Pour évaluer les essais randomisés contrôlés, les informations ci-après sont en plus nécessaires :

  • Comment la répartition aléatoire des groupes a-t-elle été effectuée ?
  • La répartition était-elle vraiment le fruit du hasard? Qu’est-ce qui a pu influencer la sélection? S’est-on (dans la mesure du possible) assuré que ni les participants, ni les médecins, ni les personnes chargées du dépouillement de l’enquête ne savaient qui était dans quel groupe (procédure d’insu) ?
  • Tous les participants sont-ils restés pendant la durée de l’étude dans le groupe d’étude auquel ils avaient été initialement affectés ?

Que sont des revues systématiques et des méta-analyses ?

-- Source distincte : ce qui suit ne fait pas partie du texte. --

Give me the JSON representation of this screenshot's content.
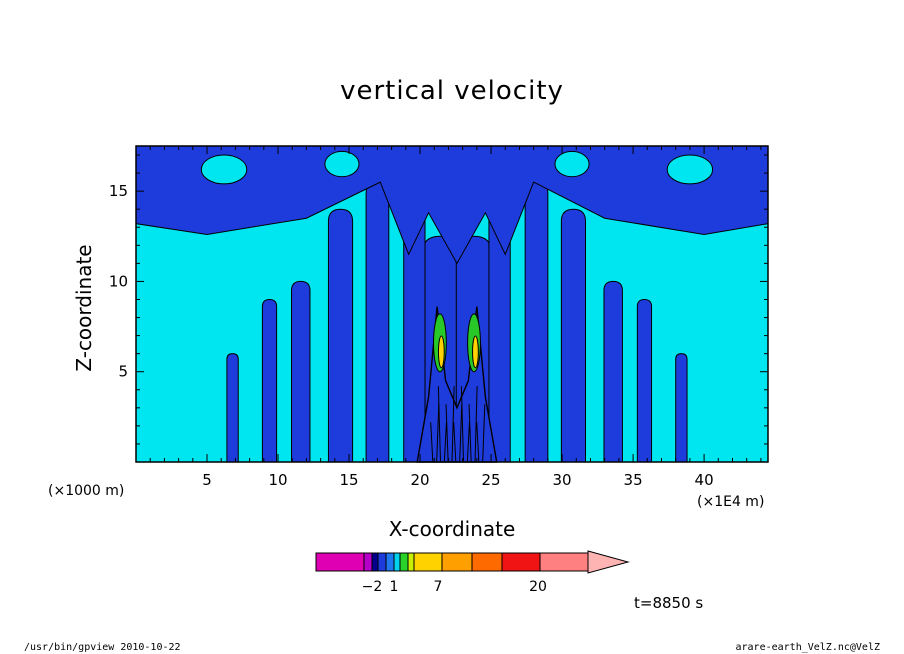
{
  "chart_data": {
    "type": "contour",
    "title": "vertical velocity",
    "xlabel": "X-coordinate",
    "ylabel": "Z-coordinate",
    "x_unit_left": "(×1000 m)",
    "x_unit_right": "(×1E4 m)",
    "xlim": [
      0,
      44.5
    ],
    "ylim": [
      0,
      17.5
    ],
    "xticks": [
      5,
      10,
      15,
      20,
      25,
      30,
      35,
      40
    ],
    "yticks": [
      5,
      10,
      15
    ],
    "colorbar": {
      "levels": [
        -2,
        1,
        7,
        20
      ],
      "tick_labels": [
        "−2",
        "1",
        "7",
        "20"
      ],
      "colors": [
        "#e000b4",
        "#b400c8",
        "#00008c",
        "#1e3cdc",
        "#1e78f0",
        "#00d2f0",
        "#28d228",
        "#c8f000",
        "#ffd200",
        "#ffa000",
        "#ff6a00",
        "#f01414",
        "#ff8080",
        "#ffb4b4"
      ]
    },
    "time_label": "t=8850 s",
    "colors": {
      "dark_blue": "#1e3cdc",
      "light_cyan": "#00e6f0",
      "green": "#28c828",
      "yellow": "#ffd200"
    }
  },
  "footer": {
    "left": "/usr/bin/gpview   2010-10-22",
    "right": "arare-earth_VelZ.nc@VelZ"
  }
}
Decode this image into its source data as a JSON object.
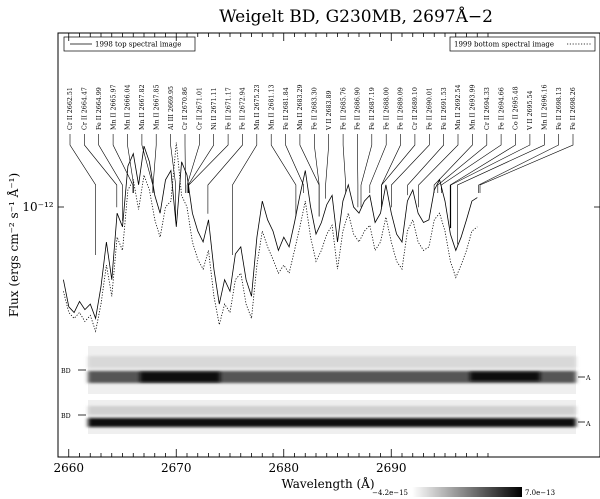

Souvent, une seule étude n’est pas suffisamment importante et significative pour pouvoir répondre de façon fiable à une question de recherche. Ou il existe plusieurs études sur l’intérêt d’un traitement mais qui arrivent à des conclusions contradictoires. Pour obtenir une réponse fiable, il est ainsi nécessaire autant que possible d’étudier et d’analyser l’ensemble des études. 

La revue systématique

Une revue systématique (en anglais = systematic review) fait la synthèse des résultats de toutes les études sur un traitement médical, elle en vérifie la qualité et l’analyse selon un processus établi, méthodique et élaboré. C’est en quelque sorte une « étude sur les études ». Bien menée, elle peut donner un aperçu fiable de l’état des connaissances sur un sujet précis.

La banque de données Cochrane Library constitue par exemple une source majeure de revues systématiques. Elle est éditée par la Cochrane Collaboration, un réseau international de scientifiques qui se sont spécialisés dans l’élaboration de revues systématiques. 

Quand parle-t-on de méta-analyse ?

Dans le cadre d’une revue systématique, les résultats de toutes les études répertoriées peuvent dans certaines conditions être synthétisés en un résultat global. C’est ce qu’on appelle une méta-analyse. Ce résultat global est souvent bien plus pertinent que les résultats des différentes études.